The Lutheran pastor and anti-Nazi activist Dietrich Bonhoeffer was executed by the Nazis at age 39 after years in prison, only 23 days before the German surrender. Among his many writings is a poem called “The Unfilled Gap.” I am quite certain that the reason I first came upon this poem when I did, last Thursday, less than three weeks after my younger brother’s untimely death, was to give me an insight into the pain that accompanies grief. This is the poem:
“Nothing can fill the gap
When we are away from those we love and it would be
Wrong to find anything
Since leaving the gap unfilled preserves the bond between
Us. It is nonsense to say that God fills the gap
He does not fill it but keeps it empty so that our communion
With another may be kept alive even at the cost of pain.”
This, too, has a logic about it, although not the logic we may want; it is about being faithful and vulnerable to the vacancy of loss.
In the time since my brother died, I have come to understand that whether or not to accept comfort is, to some degree, a choice.
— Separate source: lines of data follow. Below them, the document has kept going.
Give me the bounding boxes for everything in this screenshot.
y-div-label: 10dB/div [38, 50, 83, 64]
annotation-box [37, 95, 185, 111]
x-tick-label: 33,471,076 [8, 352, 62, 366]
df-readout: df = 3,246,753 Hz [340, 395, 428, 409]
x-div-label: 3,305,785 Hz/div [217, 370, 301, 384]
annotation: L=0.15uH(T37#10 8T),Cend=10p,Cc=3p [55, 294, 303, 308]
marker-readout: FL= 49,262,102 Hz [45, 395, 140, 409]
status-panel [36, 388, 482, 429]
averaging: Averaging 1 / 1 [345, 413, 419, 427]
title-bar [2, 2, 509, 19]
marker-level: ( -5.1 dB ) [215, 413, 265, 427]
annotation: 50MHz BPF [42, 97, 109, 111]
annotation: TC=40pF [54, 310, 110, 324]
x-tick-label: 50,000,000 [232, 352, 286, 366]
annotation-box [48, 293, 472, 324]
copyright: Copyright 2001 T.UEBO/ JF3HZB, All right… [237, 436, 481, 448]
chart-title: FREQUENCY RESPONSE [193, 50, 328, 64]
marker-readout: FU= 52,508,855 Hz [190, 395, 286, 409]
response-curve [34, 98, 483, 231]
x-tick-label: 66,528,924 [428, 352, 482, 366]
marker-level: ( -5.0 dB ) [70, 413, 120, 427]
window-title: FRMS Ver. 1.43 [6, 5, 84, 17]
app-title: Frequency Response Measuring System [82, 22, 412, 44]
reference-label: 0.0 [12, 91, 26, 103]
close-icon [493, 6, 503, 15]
I’ve been given the choice several times. Circumstances too clear to be coincidence have emerged—the the stock boy at the grocery store the day after the funeral wearing a big name tag with the same name as my brother’s; signs of presence that are subtle but sweet like the geranium blooming overnight beneath the kitchen shelf Gordy made me right before he died; words, and I do love them, that appear on a page out of nowhere and seem written expressly for me. Why, in all this time, after reading some much of Bonhoeffer’s work, did I never read this poem until now when I really need it?
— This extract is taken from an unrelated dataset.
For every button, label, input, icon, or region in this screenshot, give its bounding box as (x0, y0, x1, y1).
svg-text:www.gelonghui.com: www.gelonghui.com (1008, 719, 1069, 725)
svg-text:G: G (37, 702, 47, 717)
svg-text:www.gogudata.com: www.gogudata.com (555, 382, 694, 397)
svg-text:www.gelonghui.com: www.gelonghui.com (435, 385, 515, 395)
And each time these things happen, my first instinct is to say, “Yes, but…it could be my imagination…” Yet the great agent of humility that is pain makes it possible to smile and wonder if my little brother is still messing with my head, as he always did.
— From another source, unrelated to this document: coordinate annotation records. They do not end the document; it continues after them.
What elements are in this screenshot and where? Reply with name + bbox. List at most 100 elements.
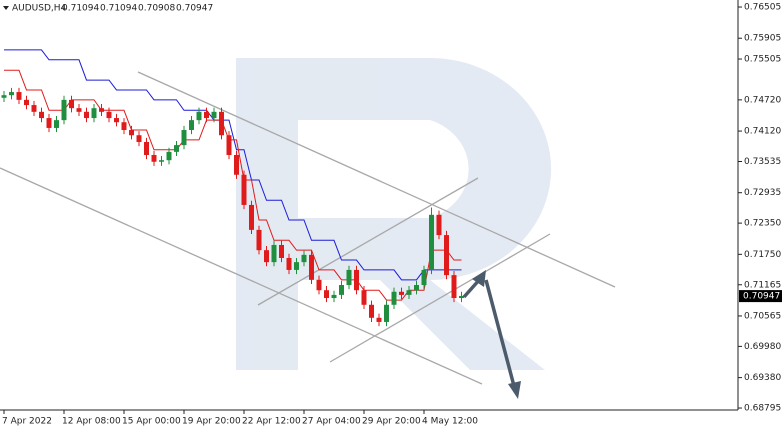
candle-body [316,279,322,291]
candle-body [151,154,157,162]
price-label-box [739,290,782,303]
y-tick-label: 0.72935 [744,188,781,198]
candle-body [16,92,22,100]
candle-body [39,111,44,119]
candle-body [226,135,232,155]
y-tick-label: 0.75505 [744,55,781,65]
candle-body [436,214,442,236]
candle-body [181,130,187,146]
x-tick-label: 27 Apr 04:00 [302,417,361,427]
plot-area [1,49,464,327]
candle-body [444,235,449,276]
candle-body [166,151,172,161]
candle-body [114,118,119,123]
menu-icon [3,6,9,10]
candle-body [249,204,254,230]
candle-body [339,285,344,295]
channel-line [329,233,551,363]
y-tick-label: 0.71750 [744,250,781,260]
watermark [236,58,552,370]
indicator-line [4,69,462,301]
y-tick-label: 0.73535 [744,157,781,167]
channel-line [257,177,479,306]
y-tick-label: 0.75905 [744,34,781,44]
candle-body [256,229,262,251]
y-tick-label: 0.76505 [744,3,781,13]
candle-body [451,275,457,299]
candle-body [429,214,434,270]
candle-body [91,108,97,119]
candle-body [136,135,142,142]
candle-body [144,141,149,155]
watermark-stem [236,58,298,370]
arrow-down [484,279,516,387]
candle-body [421,269,427,286]
candle-body [219,111,224,136]
candle-body [9,92,14,96]
arrow-head [508,381,521,399]
price-label: 0.70947 [743,292,780,302]
candle-body [1,95,7,98]
candle-body [286,257,292,270]
y-tick-label: 0.74120 [744,127,781,137]
x-tick-label: 12 Apr 08:00 [62,417,121,427]
candle-body [294,262,299,270]
header-close: 0.70947 [176,4,213,14]
candle-body [459,295,464,299]
y-tick-label: 0.69980 [744,342,781,352]
candle-body [121,122,127,131]
x-tick-label: 7 Apr 2022 [2,417,52,427]
y-tick-label: 0.72350 [744,219,781,229]
candle-body [174,145,179,152]
drawings [0,71,616,385]
candle-body [189,120,194,131]
header-high: 0.71094 [100,4,137,14]
candle-body [324,290,329,299]
candle-body [264,250,269,263]
candle-body [234,154,239,175]
candle-body [279,244,284,258]
y-tick-label: 0.74720 [744,95,781,105]
candle-body [399,291,404,295]
candle-body [309,254,314,280]
symbol: AUDUSD,H4 [12,4,67,14]
trend-line [0,167,483,385]
candle-body [369,304,374,318]
candle-body [24,99,29,106]
candle-body [406,290,412,295]
y-tick-label: 0.71165 [744,280,781,290]
candle-body [69,99,74,109]
x-tick-label: 19 Apr 20:00 [182,417,241,427]
candle-body [414,285,419,291]
x-tick-label: 15 Apr 00:00 [122,417,181,427]
candle-body [211,111,217,119]
forecast-arrows [462,270,521,399]
candle-body [361,290,367,305]
candle-body [129,130,134,136]
candle-body [391,291,397,305]
header-open: 0.71094 [62,4,99,14]
candle-body [376,317,382,322]
candle-body [46,118,52,128]
arrow-head [472,270,486,287]
candle-body [346,269,352,286]
candle-body [54,120,59,128]
candle-body [159,160,164,162]
candle-body [61,99,67,121]
candle-body [241,174,247,205]
candle-body [106,111,112,119]
candle-body [354,269,359,291]
watermark-bowl [298,58,552,370]
y-tick-label: 0.68795 [744,404,781,414]
header-low: 0.70908 [138,4,175,14]
candle-body [84,111,89,119]
trend-line [137,71,616,288]
candle-body [99,108,104,112]
candle-body [76,108,82,112]
y-tick-label: 0.70565 [744,311,781,321]
candle-body [301,254,307,263]
x-tick-label: 29 Apr 20:00 [362,417,421,427]
indicator-line [4,49,462,281]
candle-body [196,111,202,121]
When I have chosen to accept the comfort offered me, there has been rightness about it, even a little peace. I am almost certain I know the reason that Gordy died when he did, at a relatively young age for our family, and there is a divine logic to it, although the reality of his absence is no less wrenching.
John Updike, the novelist, refers to the vulnerability to which love dooms us all, but notes that being vulnerable and open to other people is also a choice. It is a choice the Anglican scholar and writer C.S. Lewis refused at one point in his life and accepted at another.
When he was nine years old, C.S. Lewis’ mother died. The pain of losing her was so intense for the young boy that from that point on he shut down his emotions, building a thick wall between himself and the world so as not to be hurt again. His weapons became his intellect and his talent.
In his late forties, Lewis met a divorced American named Joy Gresham and fell deeply in love with her, only to learn soon after that she had bone cancer. Over the months, it got worse and it became clear she would not recover.
On one of her better days, they picnic in the English countryside, awash in the sights and sounds of spring, and Joy lays it out. She tells him she’s going to die and that it will be really hard, but Lewis waves his hand and says he’ll manage. Joy stops him and says, “The happiness now is part of the pain then. That’s the deal.”
It takes Lewis a long time to come to terms with Joy’s death and ultimately he says, “Why love, if losing hurts so much? I have no answers other than the life I’ve lived. Twice in that life, I’ve been given the choice, as a boy and as a man. As a boy, I chose safety. As a man, I chose suffering. The pain now is part of the happiness then. That’s the deal.” (4)
But it’s not the whole deal.
In Jesus, the face of God aimed in our direction, we are promised that the love we feel more intensely than anything in our experience, that love whose equal is not known in human life, that love for which we would die if someone else could live and for which Jesus did die, that love will win. How can we possibly believe otherwise? Logically speaking.
(1) Walter Wink, Jesus and Nonviolence, 2004.
(2) Philip Yancey, The Jesus I Never Knew, 1995.
(3) “The Unfilled Gap” by Dietrich Bonhoeffer cited in Beauty by John O’Donohue.
(4) Cited in Finding Faith at the Movies by Barbara Mraz, 2004.